Kali ini, Musa diperiksa sebagai saksi dalam kasus dugaan suap proyek di Kementerian Pekerjaan Umum dan Perumahan Rakyat (PUPR).
"Yang bersangkutan akan dimintai keterangan sebagai saksi untuk tersangka AKH (Direktur Utama PT Windhu Tunggal Utama Abdul Khoir)," kata Plh Kepala Biro Humas KPK Yuyuk Andriati di KPK, Jakarta Selatan, Kamis (18/2/2016).
Yuyuk menjelaskan, selain Musa, KPK juga memanggil 1 saksi lain untuk tersangka AKH. Dia adalah Suratin, tenaga ahli di Komisi V DPR.
Para saksi tersebut dipanggil karena diduga mengetahui kasus dugaan suap proyek Kementerian PUPR, yang telah menjerat anggota Komisi V Damayanti Wisnu Putranti.
"Kalau mereka datang sebagai saksi diduga melihat, mendengar sesuatu tentang kasus, sehingga penyidik meminta keterangannya," tutur Yayuk.
Baca Juga
KPK menangkap anggota Komisi V DPR Damayanti Wisnu Putranti dan 2 rekannya, Dessy A Edwin dan Julia Prasetyarini. Selain itu, Direktur Utama PT Windhu Tunggal Utama Abdul Khoir juga ditangkap KPK pada Rabu 13 Januari 2016.
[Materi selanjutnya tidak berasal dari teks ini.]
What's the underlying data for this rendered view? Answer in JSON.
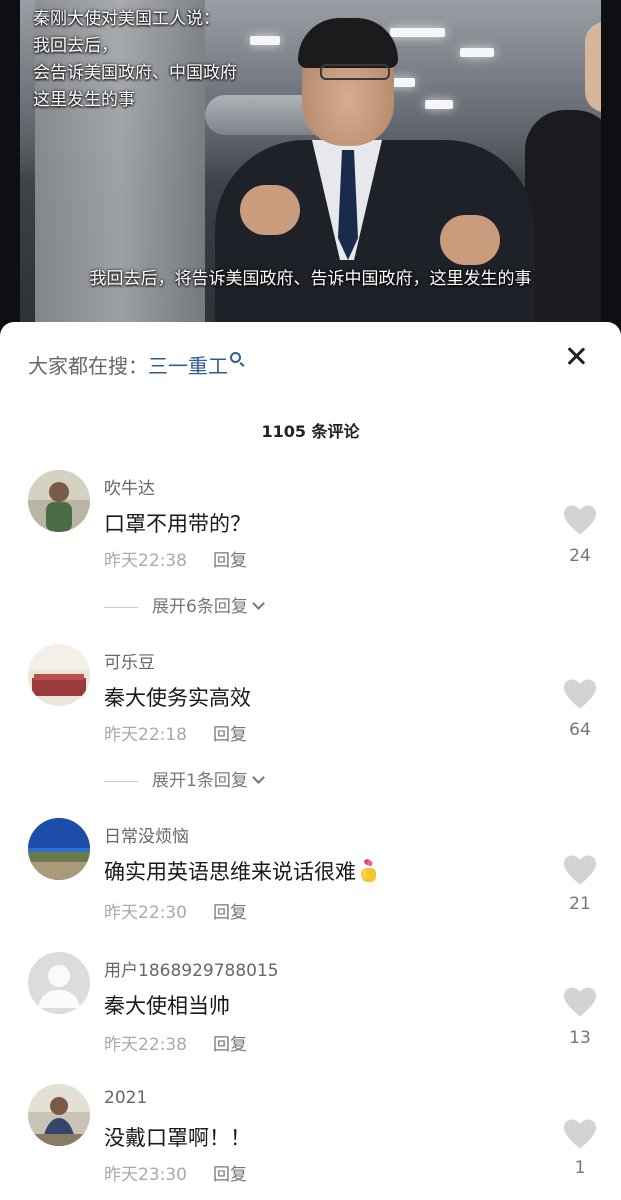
{
  "video": {
    "overlay_title_lines": [
      "秦刚大使对美国工人说：",
      "我回去后，",
      "会告诉美国政府、中国政府",
      "这里发生的事"
    ],
    "subtitle": "我回去后，将告诉美国政府、告诉中国政府，这里发生的事"
  },
  "search": {
    "label": "大家都在搜：",
    "term": "三一重工",
    "icon": "search-icon"
  },
  "close_icon": "close-icon",
  "comment_count": "1105 条评论",
  "comments": [
    {
      "user": "吹牛达",
      "text": "口罩不用带的？",
      "time": "昨天22:38",
      "reply": "回复",
      "likes": "24",
      "expand": "展开6条回复",
      "avatar_color": "#6a6f5c"
    },
    {
      "user": "可乐豆",
      "text": "秦大使务实高效",
      "time": "昨天22:18",
      "reply": "回复",
      "likes": "64",
      "expand": "展开1条回复",
      "avatar_color": "#9b3a3a"
    },
    {
      "user": "日常没烦恼",
      "text": "确实用英语思维来说话很难",
      "emoji": "🫰",
      "time": "昨天22:30",
      "reply": "回复",
      "likes": "21",
      "avatar_color": "#3f79c9"
    },
    {
      "user": "用户1868929788015",
      "text": "秦大使相当帅",
      "time": "昨天22:38",
      "reply": "回复",
      "likes": "13",
      "avatar_color": "#d8d8d8"
    },
    {
      "user": "2021",
      "text": "没戴口罩啊！！",
      "time": "昨天23:30",
      "reply": "回复",
      "likes": "1",
      "avatar_color": "#5b6b85"
    }
  ],
  "like_icon": "heart-icon"
}
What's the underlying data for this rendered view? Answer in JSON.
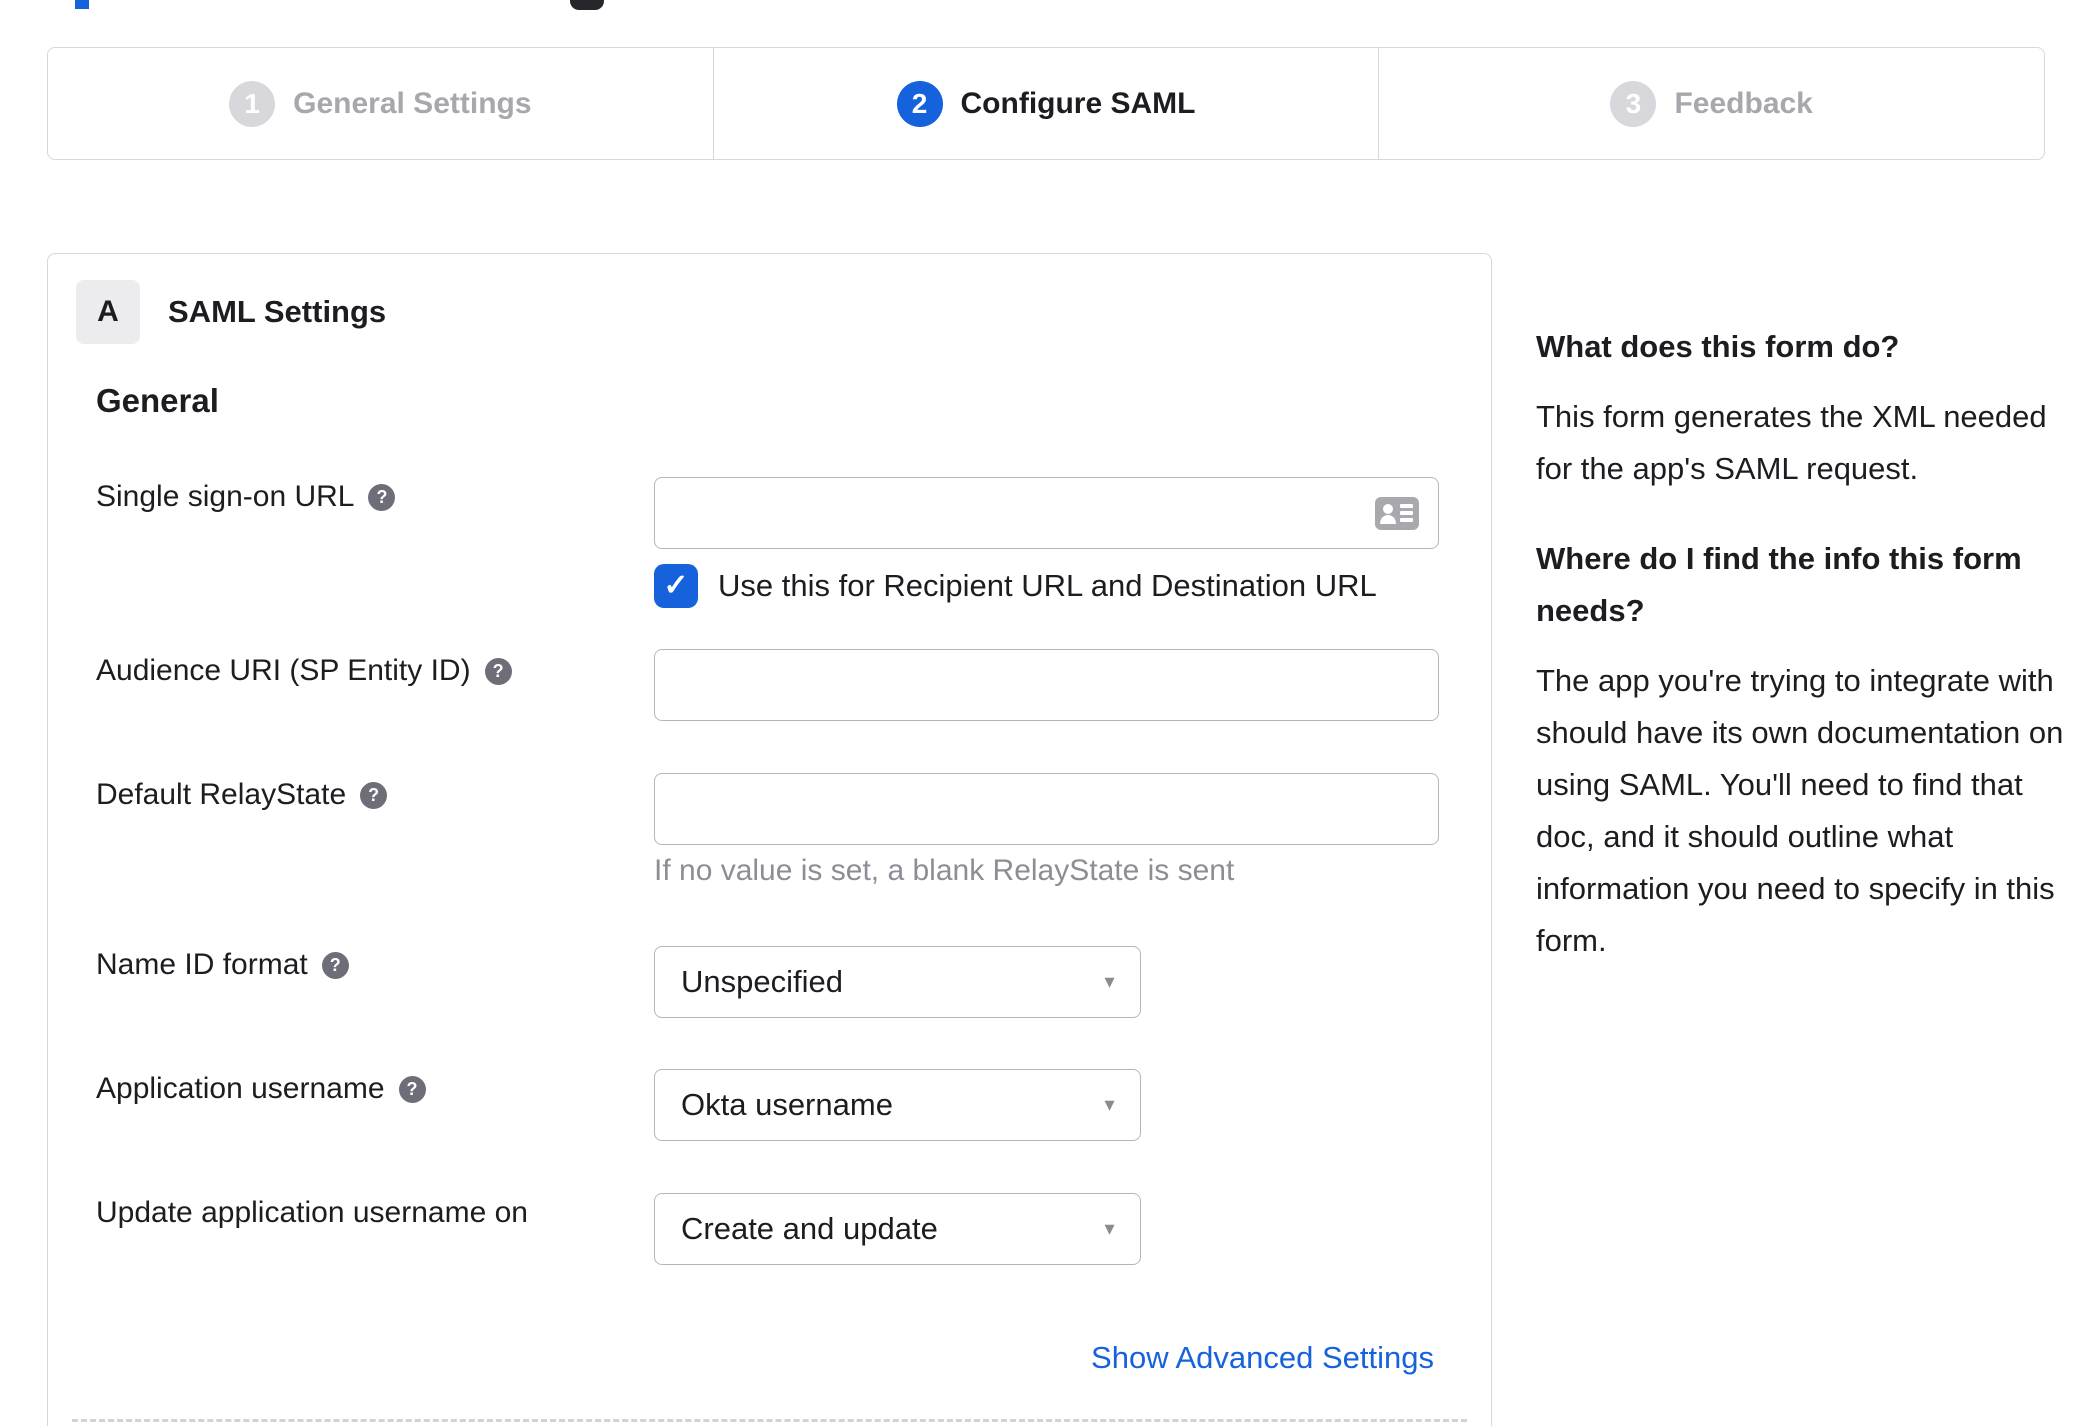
{
  "colors": {
    "accent_blue": "#1662dd",
    "inactive_step_gray": "#d7d7dc",
    "text_dark": "#1d1d21",
    "muted_gray": "#8d8d95",
    "border_gray": "#d7d7dc"
  },
  "icons": {
    "help_glyph": "?",
    "caret_glyph": "▼",
    "check_glyph": "✓",
    "contact_card": "contact-card-icon"
  },
  "stepper": {
    "steps": [
      {
        "number": "1",
        "label": "General Settings",
        "state": "inactive"
      },
      {
        "number": "2",
        "label": "Configure SAML",
        "state": "active"
      },
      {
        "number": "3",
        "label": "Feedback",
        "state": "inactive"
      }
    ]
  },
  "panel": {
    "badge": "A",
    "title": "SAML Settings",
    "section_heading": "General",
    "fields": {
      "sso": {
        "label": "Single sign-on URL",
        "value": "",
        "checkbox_checked": true,
        "checkbox_label": "Use this for Recipient URL and Destination URL"
      },
      "audience": {
        "label": "Audience URI (SP Entity ID)",
        "value": ""
      },
      "relay": {
        "label": "Default RelayState",
        "value": "",
        "hint": "If no value is set, a blank RelayState is sent"
      },
      "nameid": {
        "label": "Name ID format",
        "value": "Unspecified"
      },
      "appuser": {
        "label": "Application username",
        "value": "Okta username"
      },
      "update": {
        "label": "Update application username on",
        "value": "Create and update"
      }
    },
    "advanced_link": "Show Advanced Settings"
  },
  "sidebar": {
    "sections": [
      {
        "heading": "What does this form do?",
        "body": "This form generates the XML needed for the app's SAML request."
      },
      {
        "heading": "Where do I find the info this form needs?",
        "body": "The app you're trying to integrate with should have its own documentation on using SAML. You'll need to find that doc, and it should outline what information you need to specify in this form."
      }
    ]
  }
}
Politikus PDIP Dapil Jawa Tengah itu diduga menerima suap hingga ratusan ribu dolar Singapura dari Abdul Khoir. Uang suap itu disampaikan bertahap melalui stafnya Dessy dan Julia.
Uang yang diberikan Abdul Khoir kepada Damayanti diduga untuk mengamankan proyek Kementerian PUPR anggaran 2016. Proyek itu merupakan proyek pembangunan jalan di Maluku, yang digarap Balai Besar Pelaksanaan Jalan Nasional IX.
Damayanti, Dessy, dan Julia dijadikan tersangka penerima suap. Ketiganya dikenakan Pasal 12 huruf a atau Pasal 12 huruf b atau Pasal 11 UU No 31 Tahun 1999 tentang Pemberantasan Tindak Pidana Korupsi, sebagaimana telah diubah dengan Undang-Undang Nomor 20 Tahun 2001 Juncto Pasal 55 ayat (1) ke-1 KUHP.
Sementara, Abdul Khoir menjadi tersangka pemberi suap. Dia dikenakan Pasal 5 ayat 1 huruf a atau Pasal 5 ayat 1 huruf b atau Pasal 13 UU No 31 Tahun 1999 tentang Pemberantasan Tindak Pidana Korupsi, sebagaimana diubah dengan UU No 20 Tahun 2001 Juncto Pasal 55 ayat (1) ke-1 KUHP.